We really do not know what these each looked like. We have some with traces of some pigment residue and know that there was color but we really don't know what that color was. We could paint statues wit a best guess but we would not be correct. Statues with no trace of color could be painted the way some student thought it should have been to fit his idea of truth but it would still be assumption. I prefer leaving the originals as we have them and displaying beside them a best guess replica. At least that way we won't have to strip the paint later when we get more evidence that the purple used was .01 more red than the shade we used last year. Do we restore things to the way they were when first made or after the third restoration when Septimius Severus repainted what Trajan restored that Caligula built? This stuff is hard!

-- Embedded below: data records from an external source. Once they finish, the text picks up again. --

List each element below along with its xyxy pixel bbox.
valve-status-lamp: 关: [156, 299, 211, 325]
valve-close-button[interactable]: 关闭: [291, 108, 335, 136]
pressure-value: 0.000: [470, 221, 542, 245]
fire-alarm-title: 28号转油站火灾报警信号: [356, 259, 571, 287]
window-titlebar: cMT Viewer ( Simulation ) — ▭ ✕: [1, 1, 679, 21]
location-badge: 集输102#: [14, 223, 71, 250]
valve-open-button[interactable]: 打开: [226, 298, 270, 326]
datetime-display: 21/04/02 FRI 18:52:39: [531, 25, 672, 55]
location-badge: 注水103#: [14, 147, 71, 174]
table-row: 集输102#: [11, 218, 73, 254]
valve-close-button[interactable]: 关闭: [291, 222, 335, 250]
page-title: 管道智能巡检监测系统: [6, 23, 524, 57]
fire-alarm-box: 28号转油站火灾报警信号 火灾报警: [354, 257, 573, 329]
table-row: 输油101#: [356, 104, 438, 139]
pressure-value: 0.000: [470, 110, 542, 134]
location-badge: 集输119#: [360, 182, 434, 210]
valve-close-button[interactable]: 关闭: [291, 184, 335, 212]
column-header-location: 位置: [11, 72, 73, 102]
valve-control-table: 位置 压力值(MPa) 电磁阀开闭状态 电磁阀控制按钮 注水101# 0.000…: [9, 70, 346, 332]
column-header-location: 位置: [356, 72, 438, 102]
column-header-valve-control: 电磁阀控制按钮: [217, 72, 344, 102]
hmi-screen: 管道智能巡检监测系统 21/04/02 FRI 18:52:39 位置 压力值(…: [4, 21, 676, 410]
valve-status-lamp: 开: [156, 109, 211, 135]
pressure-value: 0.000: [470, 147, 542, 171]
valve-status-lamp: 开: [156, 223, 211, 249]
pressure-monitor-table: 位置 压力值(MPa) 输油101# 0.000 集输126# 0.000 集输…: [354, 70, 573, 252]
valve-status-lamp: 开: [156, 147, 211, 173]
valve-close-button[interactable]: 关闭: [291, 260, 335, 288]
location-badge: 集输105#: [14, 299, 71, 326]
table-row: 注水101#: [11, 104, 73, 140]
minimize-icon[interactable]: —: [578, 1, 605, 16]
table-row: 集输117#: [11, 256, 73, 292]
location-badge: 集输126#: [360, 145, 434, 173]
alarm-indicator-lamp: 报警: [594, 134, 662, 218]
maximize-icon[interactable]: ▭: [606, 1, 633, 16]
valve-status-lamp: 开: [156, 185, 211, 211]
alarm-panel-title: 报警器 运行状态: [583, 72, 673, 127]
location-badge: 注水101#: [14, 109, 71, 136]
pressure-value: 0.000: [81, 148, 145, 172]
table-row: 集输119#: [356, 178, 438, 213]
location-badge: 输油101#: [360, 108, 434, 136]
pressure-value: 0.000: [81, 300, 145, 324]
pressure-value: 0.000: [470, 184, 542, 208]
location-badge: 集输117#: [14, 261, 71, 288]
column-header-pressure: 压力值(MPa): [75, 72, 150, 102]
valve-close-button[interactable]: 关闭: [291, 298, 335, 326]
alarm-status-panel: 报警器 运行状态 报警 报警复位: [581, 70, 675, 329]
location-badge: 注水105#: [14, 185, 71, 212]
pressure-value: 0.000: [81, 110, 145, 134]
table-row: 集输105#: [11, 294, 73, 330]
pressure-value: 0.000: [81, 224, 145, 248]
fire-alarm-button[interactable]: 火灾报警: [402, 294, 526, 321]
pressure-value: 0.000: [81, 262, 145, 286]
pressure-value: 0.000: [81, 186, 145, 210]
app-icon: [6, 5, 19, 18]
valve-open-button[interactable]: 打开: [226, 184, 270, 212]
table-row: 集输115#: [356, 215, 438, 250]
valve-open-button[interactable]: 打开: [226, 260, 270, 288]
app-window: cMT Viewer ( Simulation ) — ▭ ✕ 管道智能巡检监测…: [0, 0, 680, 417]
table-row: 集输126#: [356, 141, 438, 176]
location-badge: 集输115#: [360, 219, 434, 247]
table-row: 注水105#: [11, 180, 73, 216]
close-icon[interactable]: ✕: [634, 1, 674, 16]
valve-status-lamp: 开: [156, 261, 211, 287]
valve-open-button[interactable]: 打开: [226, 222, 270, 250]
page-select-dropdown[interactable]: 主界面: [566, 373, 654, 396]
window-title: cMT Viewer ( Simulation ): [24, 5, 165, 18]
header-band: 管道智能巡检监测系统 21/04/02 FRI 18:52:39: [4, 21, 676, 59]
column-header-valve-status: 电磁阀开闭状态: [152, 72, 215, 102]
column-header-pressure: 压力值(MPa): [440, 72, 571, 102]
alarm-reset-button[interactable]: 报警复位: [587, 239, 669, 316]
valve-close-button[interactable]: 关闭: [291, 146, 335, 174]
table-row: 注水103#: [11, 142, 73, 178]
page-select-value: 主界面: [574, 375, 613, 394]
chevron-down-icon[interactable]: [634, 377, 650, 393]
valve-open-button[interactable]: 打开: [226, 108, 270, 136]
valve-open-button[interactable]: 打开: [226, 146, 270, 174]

Cleaning ancient coins is normal and necessary and I doubt you realize how much cleaning has gone into the coins you see that have beautiful patinas. I don't think people should completely strip the hard patina above the metal surface from bronzes because that generally results in loss of detail and actually damages the coin but there's generally quite a bit of dirt and crud before you get to that and it needs to be removed to reveal detail. This is even more true for silver where you often have to remove the crud entirely to reveal the detail. If not, that's great and I've seen and own some beautiful coins where that's the case, but that's maybe 2-5% of ancient silver coins as the vast majority have detail obscured by silver oxidation and sulphur compounds and if you're really unlucky, horn silver. Realistically, there's nothing historic about this crud: it was formed long after the last person ever handled the coin in antiquity, sometimes that crud was even formed in modern times due to the advent and heavy use of synthetic fertilizers in the last century or so. The history of it is "the coin sat in the ground and interacted with whatever was around it".
That's sort of what the Vatican does with the Augustus Prima Porta. I've been to Rome six times and have seen it only once because it was always under restoration. I begged a guard to let me see it the last time--the photo on the right. As close as I could get. It was sitting there in someone's office cubicle, like a stapler or three-hole punch. Unbelievable. The photo on the left is a painted replica, along with a sophisticated art critic offering his professional opinion. *caption should read "restoration"
i can't fathom the OP piece being done like that nor any of the others listed... it makes me ill and the only way i'd clean a coin now ( i have one i'm thinking about cleaning)is because no or hardly any detail can be seen on it and i consider it a slug.
There is a segment of BBC's Life and Death in Herculaneum that discusses and shows the remaining color on marble statue head found in ash at Herculaneum, as well as digital recreations of colors from wooden ceilings that were found with remaining paint (based on chemical analysis of the residual paint). BBC's Life and Death in Herculaneum (tried to make it start at the segment; it's roughly 15:42-18:47)
“She who must be obeyed” (ala Horace Rumpole) - I understand the system very well for I have operated under it for many years. BTW, Gavin, I appreciate all of your professional comments very much.
Thank you very much for posting that video. I try to see all the programs I can about Antiquity but I had missed this one.
Thats criminal! A skilled conservationist could have restored every tile to it's original location with precision. Someone, no doubt, pocketed the funds set aside for skilled restoration and hired an untrained individual to perform the task for little or nothing.